1. You have an equation that is X = y + 2. Substitute y + 2 in place of the x in the other equation.
4y = y + 2 +4----- 4y - y = 6-----3y = 6------y = 2
Now that you know the value of y, substitute that value in place of the y in the equation x = y + 2.
X = 2 + 2; X = 4.
The solution is (4, 2) or x = 4 and y = 2.
You can check this solution by substituting these values in for x and y in both equations and ensuring that both sides are equal to each other.
4(2) = 4 + 4------ 8=8. And 4 = 2+2------4 = 4.
2. We will solve the equation 2x - y = 4 for y, because it is the variable with a coefficient of 1. First, move the y to the other side of the equal sign, so it will be postive.
2x = 4 + y----y = 2x - 4.
Now, substitute 2x - 4 in place of the y in the other equation and solve for x.
4x - 2 (2x - 4) = 4----- 4x -4x + 8 = 4. As you can see, you are going to have a zero value for x, therefore you will end up with 0 = -4, which is not a true statement. This means there are no solutions for this system of equations.
The solution to this problem is: no solution.
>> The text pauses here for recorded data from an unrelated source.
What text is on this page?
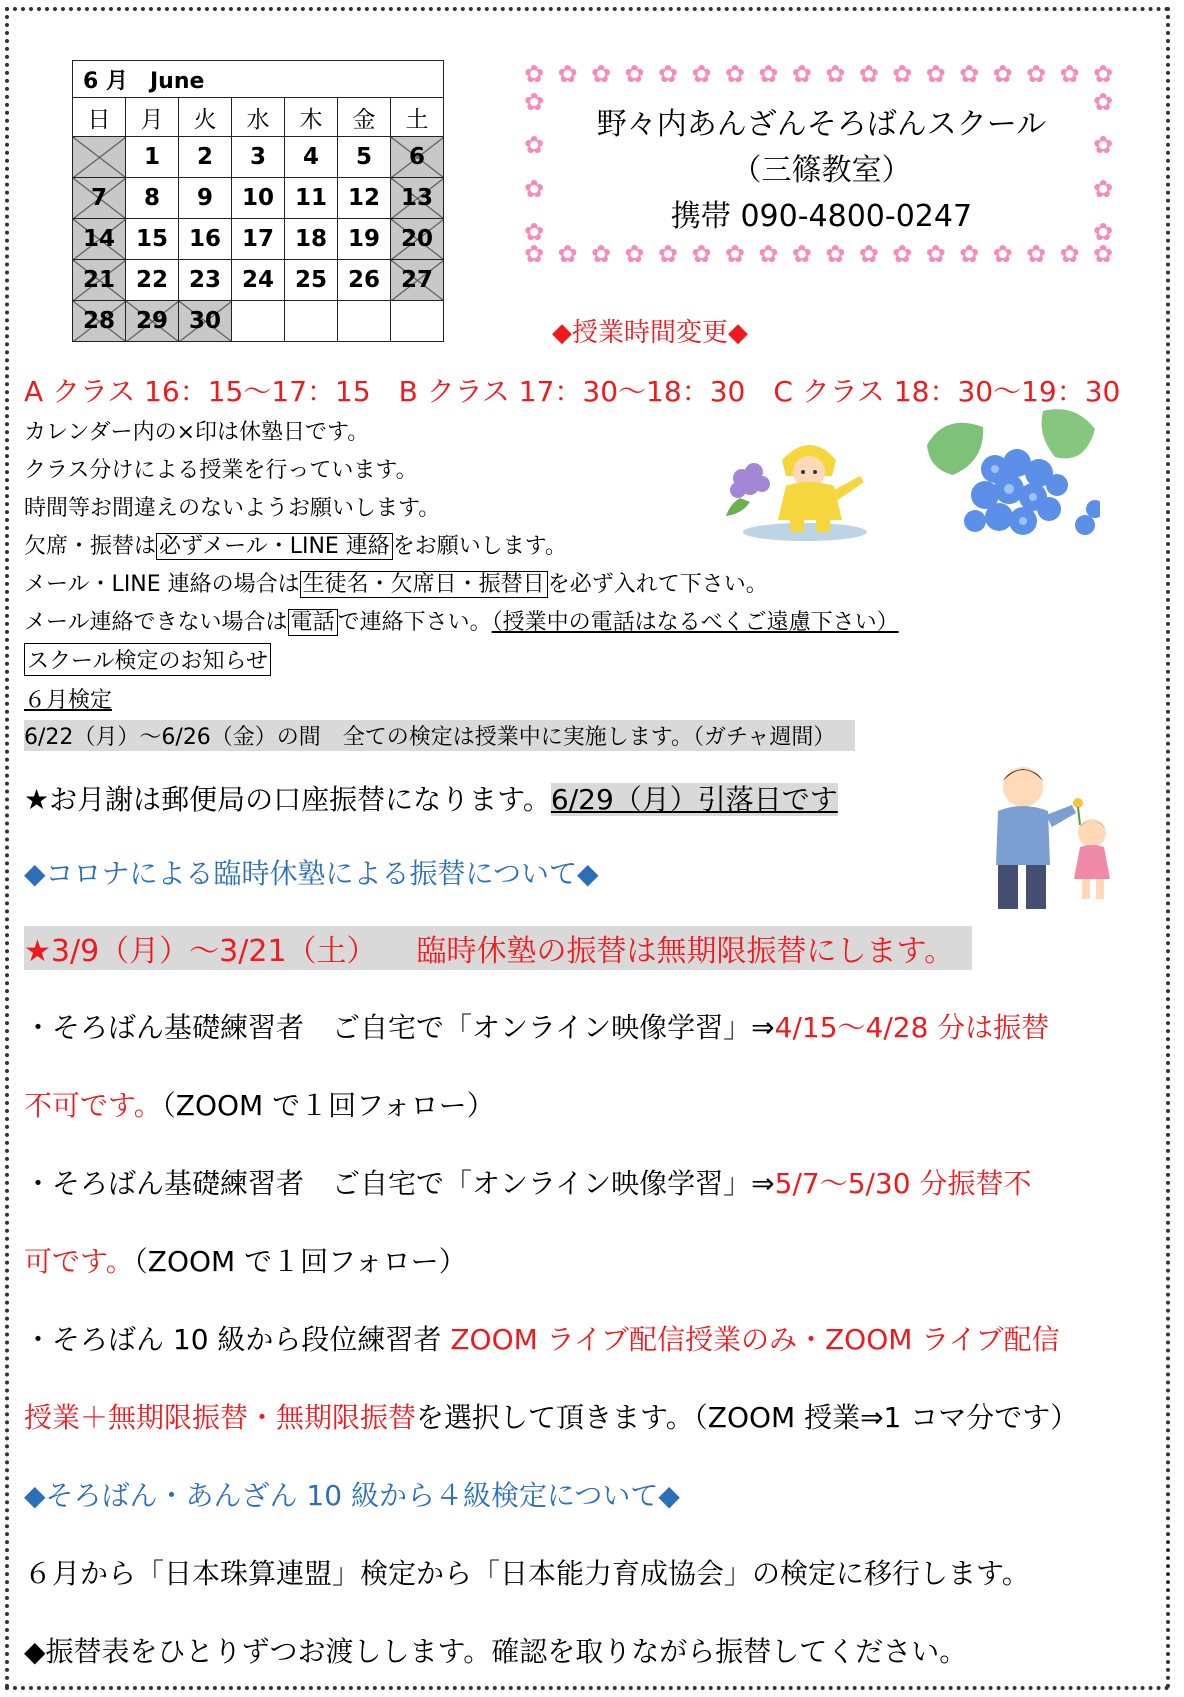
6 月　June						
日	月	火	水	木	金	土
	1	2	3	4	5	6
7	8	9	10	11	12	13
14	15	16	17	18	19	20
21	22	23	24	25	26	27
28	29	30				
✿
✿
✿
✿
✿
✿
✿
✿
✿
✿
✿
✿
✿
✿
✿
✿
✿
✿
✿
✿
✿
✿
✿
✿
✿
✿
✿
✿
✿
✿
✿
✿
✿
✿
✿
✿
✿
✿
✿
✿
✿
✿
✿
✿
野々内あんざんそろばんスクール
（三篠教室）
携帯 090-4800-0247
◆授業時間変更◆
A クラス 16：15〜17：15　B クラス 17：30〜18：30　C クラス 18：30〜19：30
カレンダー内の×印は休塾日です。
クラス分けによる授業を行っています。
時間等お間違えのないようお願いします。
欠席・振替は 必ずメール・LINE 連絡 をお願いします。
メール・LINE 連絡の場合は 生徒名・欠席日・振替日 を必ず入れて下さい。
メール連絡できない場合は 電話 で連絡下さい。（授業中の電話はなるべくご遠慮下さい）
スクール検定のお知らせ
６月検定
6/22（月）〜6/26（金）の間　全ての検定は授業中に実施します。（ガチャ週間）
★お月謝は郵便局の口座振替になります。6/29（月）引落日です
◆コロナによる臨時休塾による振替について◆
★3/9（月）〜3/21（土） 臨時休塾の振替は無期限振替にします。
・そろばん基礎練習者　ご自宅で「オンライン映像学習」⇒4/15〜4/28 分は振替
不可です。（ZOOM で１回フォロー）
・そろばん基礎練習者　ご自宅で「オンライン映像学習」⇒5/7〜5/30 分振替不
可です。（ZOOM で１回フォロー）
・そろばん 10 級から段位練習者 ZOOM ライブ配信授業のみ・ZOOM ライブ配信
授業＋無期限振替・無期限振替を選択して頂きます。（ZOOM 授業⇒1 コマ分です）
◆そろばん・あんざん 10 級から４級検定について◆
６月から「日本珠算連盟」検定から「日本能力育成協会」の検定に移行します。
◆振替表をひとりずつお渡しします。確認を取りながら振替してください。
3. X = -1 - 2y----- 7(-1 -2y) + 8y = - 25------ -7 -14y + 8y = -25----- -6y = -25 + 7 ---- -6y = - 18--- y = 3
X = -1 -2 (3)---- -1 -6----- -7. Solution (-7, 3) or x = -7 and y = 3
4. Y = 3x - 2----- 9x -3 (3x -2) = 6------ 9x - 9x + 6 = 6---- 0 = 6 -6 --- 0=0
Becuase the x and the number value are both zero, you end up with 0 = 0, which is a true statement. Therefore, the solution to this problem is all real numbers. You can test it out put any number in place of the x and y in either equation and you will see you will end up with a true statement.
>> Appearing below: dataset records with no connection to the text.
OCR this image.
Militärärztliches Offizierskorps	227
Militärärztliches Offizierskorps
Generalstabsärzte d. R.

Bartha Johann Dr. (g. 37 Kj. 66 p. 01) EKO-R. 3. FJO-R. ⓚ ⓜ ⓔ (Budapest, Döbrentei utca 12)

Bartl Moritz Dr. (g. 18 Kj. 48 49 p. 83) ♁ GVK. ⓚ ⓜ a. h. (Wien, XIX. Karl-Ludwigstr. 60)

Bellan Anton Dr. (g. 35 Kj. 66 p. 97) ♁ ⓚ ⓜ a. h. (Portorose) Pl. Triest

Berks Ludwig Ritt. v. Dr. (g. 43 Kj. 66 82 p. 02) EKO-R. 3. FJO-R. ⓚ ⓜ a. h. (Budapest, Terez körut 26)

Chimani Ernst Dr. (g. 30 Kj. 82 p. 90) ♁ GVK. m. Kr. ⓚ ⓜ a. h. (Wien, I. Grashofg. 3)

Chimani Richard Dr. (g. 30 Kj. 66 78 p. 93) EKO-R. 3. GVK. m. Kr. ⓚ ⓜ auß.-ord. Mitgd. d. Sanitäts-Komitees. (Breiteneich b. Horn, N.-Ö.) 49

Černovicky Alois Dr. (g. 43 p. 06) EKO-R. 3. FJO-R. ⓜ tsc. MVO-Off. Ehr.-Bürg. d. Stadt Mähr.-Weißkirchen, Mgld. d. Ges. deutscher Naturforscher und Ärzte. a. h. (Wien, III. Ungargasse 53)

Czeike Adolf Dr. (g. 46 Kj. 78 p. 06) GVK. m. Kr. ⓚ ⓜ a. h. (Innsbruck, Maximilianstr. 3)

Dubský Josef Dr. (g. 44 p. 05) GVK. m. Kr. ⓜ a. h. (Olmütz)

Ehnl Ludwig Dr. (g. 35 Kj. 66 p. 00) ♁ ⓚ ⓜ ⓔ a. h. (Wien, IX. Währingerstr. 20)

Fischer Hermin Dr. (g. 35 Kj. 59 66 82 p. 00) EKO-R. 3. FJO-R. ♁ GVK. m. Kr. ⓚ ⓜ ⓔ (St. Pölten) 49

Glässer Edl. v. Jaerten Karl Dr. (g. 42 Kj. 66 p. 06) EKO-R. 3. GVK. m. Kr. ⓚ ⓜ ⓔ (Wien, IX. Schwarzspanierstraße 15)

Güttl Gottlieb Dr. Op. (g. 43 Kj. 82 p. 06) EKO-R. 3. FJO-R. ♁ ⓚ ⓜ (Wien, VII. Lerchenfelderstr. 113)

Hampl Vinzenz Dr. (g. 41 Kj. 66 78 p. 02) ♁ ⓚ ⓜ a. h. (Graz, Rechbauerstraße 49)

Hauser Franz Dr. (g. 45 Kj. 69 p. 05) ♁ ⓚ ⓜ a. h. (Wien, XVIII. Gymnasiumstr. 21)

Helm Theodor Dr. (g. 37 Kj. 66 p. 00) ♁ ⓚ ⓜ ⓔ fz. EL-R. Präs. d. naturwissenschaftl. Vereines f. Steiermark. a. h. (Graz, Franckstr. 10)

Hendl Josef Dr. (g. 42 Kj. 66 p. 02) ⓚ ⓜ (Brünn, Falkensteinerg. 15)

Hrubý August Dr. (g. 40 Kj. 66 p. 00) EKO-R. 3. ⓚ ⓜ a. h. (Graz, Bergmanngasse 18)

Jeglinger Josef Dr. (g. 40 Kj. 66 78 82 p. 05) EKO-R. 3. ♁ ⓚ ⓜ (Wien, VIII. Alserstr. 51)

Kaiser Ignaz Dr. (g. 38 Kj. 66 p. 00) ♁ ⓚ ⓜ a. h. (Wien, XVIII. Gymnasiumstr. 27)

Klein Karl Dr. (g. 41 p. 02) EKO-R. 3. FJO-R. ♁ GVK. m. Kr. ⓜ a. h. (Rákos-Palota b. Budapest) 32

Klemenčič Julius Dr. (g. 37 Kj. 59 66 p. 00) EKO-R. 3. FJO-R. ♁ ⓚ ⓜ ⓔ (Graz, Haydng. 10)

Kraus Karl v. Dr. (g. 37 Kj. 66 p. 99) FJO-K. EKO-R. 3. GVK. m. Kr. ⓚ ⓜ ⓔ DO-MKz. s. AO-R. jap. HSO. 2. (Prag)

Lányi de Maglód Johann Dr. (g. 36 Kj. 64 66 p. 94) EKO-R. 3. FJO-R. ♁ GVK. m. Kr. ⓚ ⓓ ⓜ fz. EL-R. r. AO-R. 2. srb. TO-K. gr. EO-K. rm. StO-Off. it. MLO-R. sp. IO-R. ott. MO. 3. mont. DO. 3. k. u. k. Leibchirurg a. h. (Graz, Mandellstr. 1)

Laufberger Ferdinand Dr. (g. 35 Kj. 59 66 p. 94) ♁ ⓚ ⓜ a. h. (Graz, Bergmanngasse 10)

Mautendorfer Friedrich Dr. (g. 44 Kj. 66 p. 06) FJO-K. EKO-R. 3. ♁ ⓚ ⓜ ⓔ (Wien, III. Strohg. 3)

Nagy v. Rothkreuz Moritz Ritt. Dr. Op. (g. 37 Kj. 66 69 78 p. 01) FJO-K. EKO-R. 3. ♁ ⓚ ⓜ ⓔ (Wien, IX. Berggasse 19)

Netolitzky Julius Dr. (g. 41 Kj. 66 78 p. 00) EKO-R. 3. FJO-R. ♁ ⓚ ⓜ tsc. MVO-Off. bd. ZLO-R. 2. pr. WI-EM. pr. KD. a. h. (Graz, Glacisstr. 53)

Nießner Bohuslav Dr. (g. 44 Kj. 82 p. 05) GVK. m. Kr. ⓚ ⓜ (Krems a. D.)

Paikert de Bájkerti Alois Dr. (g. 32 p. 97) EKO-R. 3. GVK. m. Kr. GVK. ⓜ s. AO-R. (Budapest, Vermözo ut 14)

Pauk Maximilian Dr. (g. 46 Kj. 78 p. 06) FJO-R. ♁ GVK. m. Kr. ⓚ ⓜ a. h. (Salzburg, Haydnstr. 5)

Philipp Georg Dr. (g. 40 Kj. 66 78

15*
Solution is: all real numbers
5. Y = 2x - 7----- 2x + 4 (2x - 7) = -5------ 2x + 8x - 28 = -5-----10x = -5 + 28--- 10 x = 23---x = 23/10.
Y = 2(23/10) -7. Y = 23/5 -7. Y = (23 - 35)/5. Y = -12/5
Solution is (23/10, -12/5) or x = 23/10 and y = - 12/5.
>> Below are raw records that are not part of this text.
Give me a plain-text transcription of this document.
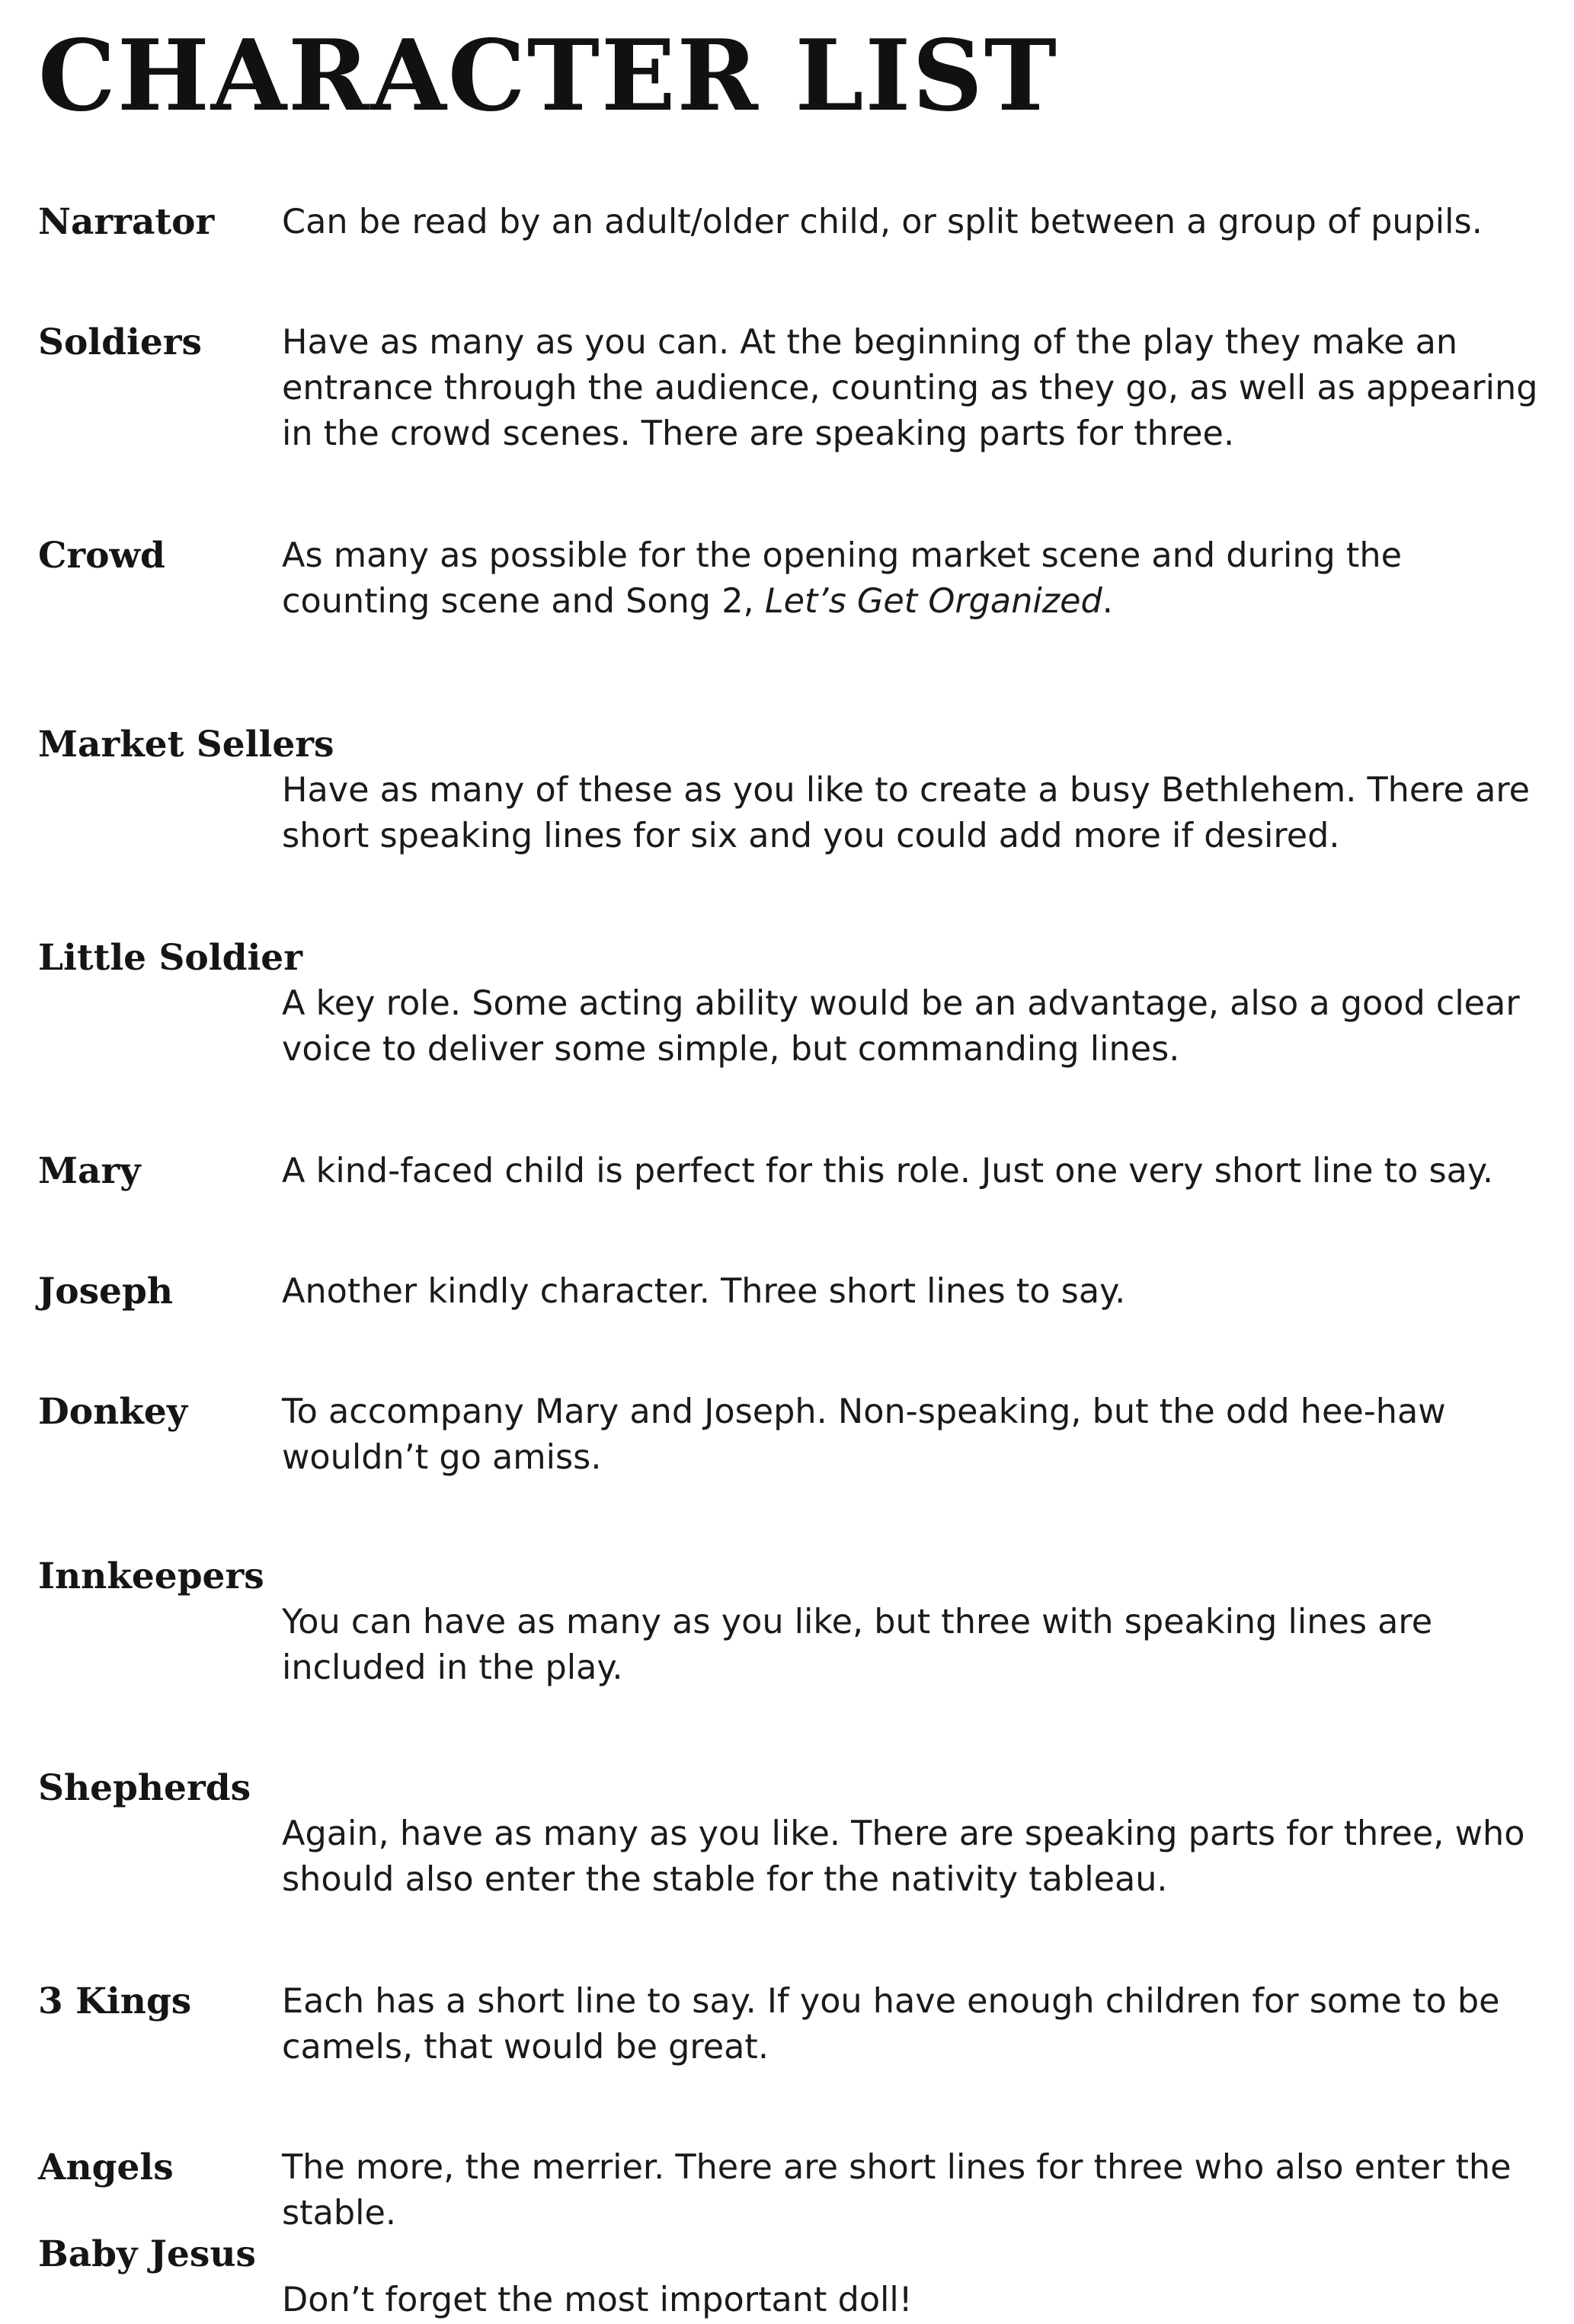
CHARACTER LIST
Narrator Can be read by an adult/older child, or split between a group of pupils.

Soldiers Have as many as you can. At the beginning of the play they make an entrance through the audience, counting as they go, as well as appearing in the crowd scenes. There are speaking parts for three.

Crowd	As many as possible for the opening market scene and during the counting scene and Song 2, Let’s Get Organized.

Market Sellers

Have as many of these as you like to create a busy Bethlehem. There are short speaking lines for six and you could add more if desired.

Little Soldier

A key role. Some acting ability would be an advantage, also a good clear voice to deliver some simple, but commanding lines.

Mary	A kind-faced child is perfect for this role. Just one very short line to say.

Joseph	Another kindly character. Three short lines to say.

Donkey	To accompany Mary and Joseph. Non-speaking, but the odd hee-haw wouldn’t go amiss.

Innkeepers

You can have as many as you like, but three with speaking lines are included in the play.

Shepherds

Again, have as many as you like. There are speaking parts for three, who should also enter the stable for the nativity tableau.

3 Kings	Each has a short line to say. If you have enough children for some to be camels, that would be great.

Angels	The more, the merrier. There are short lines for three who also enter the stable.

Baby Jesus

Don’t forget the most important doll!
6.when using the elimination method you multiply one equation by a number that will give you a value the will eliminate either the x or y value in the othe equation. In this case we have one equation that has a 5y and the other equation has a - 10y, so we will multiply the entire equation 8x + 5y = -9 by 2, then we will add the two equations and solve for x.
2 ( 8x + 5y) = 2 (-9)----- 16x + 10y = -18.
(16x + 10y = - 18) + (x - 10y = -33)---add all like terms 16x + x = 17 x; 10y - 10y = 0; -18 -33, resulting 17x = -51. Now ddivide both sides by 17 to solve for x. X = -3.
Now substitute -3 for x in the equation (x -10y = -33) and solve for y.
-3 -10y = -33------ -3 + 33 = 10y ---- 30 = 10y----- y = 3.
The solution is (-3,3) or x = -3 and y = 3.